Stress Inoculation Training (SIT)


Category: Allied Health Options

What is it?

Stress Inoculation Training (SIT) is a form of Cognitive Behavioural Therapy which is used to reduce anxiety. It involves three phases of treatment. The first is a conceptualisation phase which involves psychological testing, interviewing and self-monitoring. This phase aims to allow the client to identify and understand the thoughts underlying their anxiety. The second phase is a skill acquisition and rehearsal phase, which involves teaching skills which can be used to address these thoughts and thereby reduce anxiety. These skills involve mainly thought processes but also include emotional skills and relaxation. The third and final stage involves the application and enhancement of these skills.

How does it work?

SIT targets negative thoughts, beliefs, attitudes and behaviours which reduce the individuals’ ability to cope with stress, which in turn leads to anxiety. It works by identifying the thoughts, beliefs, attitudes and behaviours that are unique to the client and then changing them to improve the client’s ability to cope with stressful thoughts or life events.

Is it effective?

The current American Psychological Association’s practice guidelines on the treatment of acute stress disorder and PTSD state that SIT may be indicated in the treatment of PTSD. There are currently no systematic reviews on the effectiveness of SIT for PTSD. Two randomised controlled trials have investigated the effectiveness of SIT. One trial compared SIT to counselling and the other compared SIT to exposure therapy. Both trials reported that SIT was effective in the treatment of PTSD.

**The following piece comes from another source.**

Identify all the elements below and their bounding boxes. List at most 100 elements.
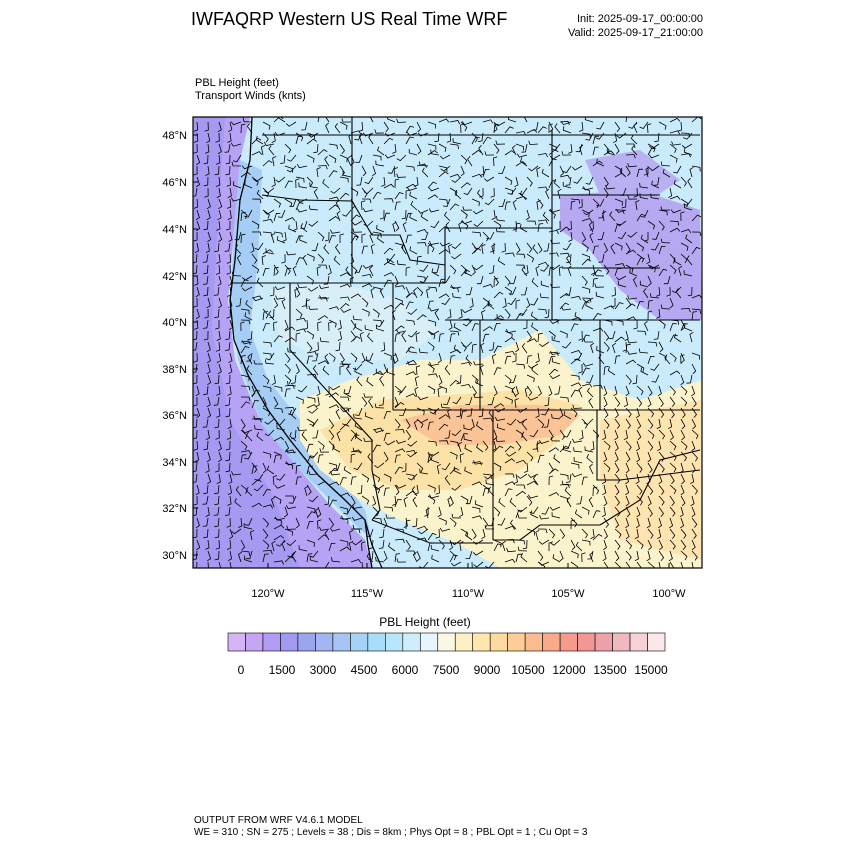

Are there any disadvantages?

SIT may not be as effective for victims of sexual assault. One randomised controlled trial compared exposure therapy to SIT with a population of sexual assault victims. This trial found that exposure therapy was more effective than SIT in the long term.

Where do you get it?

Stress Inoculation Training can only be administered by a registered mental health professional.

What are the evidence limitations?

The evidence for the effectiveness of SIT originates from only two randomised controlled trials. Both trials were conducted on female sexual assault victims. Considering this, interpretation of this evidence should be undertaken with caution. Further trials investigating the effectiveness of SIT in different populations are required.


In light of the current evidence, SIT may be considered in select populations of clients with PTSD.

Key References

American Psychiatric Association Practice Guidelines
American Psychiatric Association Practice 2004 ‘Practice guideline for the treatment of patients with acute stress disorder and posttraumatic stress disorder’, The American Journal of Psychiatry, vol. 161, no. 11, pp. 3-31.

Foa, E, Dancu, C, Hembree, E, Jaycox, L, Meadows, E & Street, G 1999, ‘A comparison of exposure therapy, stress inoculation training, and their combination for reducing posttraumatic stress disorder in female assault victims’, Journal of Consulting and Clinical Psychology, vol. 67, no. 2, pp. 194-200.

Foa, E, Rothbaum, B, Riggs, D & Murdock, T 1991, ‘Treatment of posttraumatic stress disorder in rape victims: a comparison between cognitive-behavioral procedures and counselling’, Journal of Consulting and Clinical Psychology, vol. 59, no. 5, pp. 715-723.

Meichenbaum, D & Deffenbacher, J 1988, ‘Stress inoculation training’ The Counseling Psychologist, vol. 16, no.1, pp. 69-90.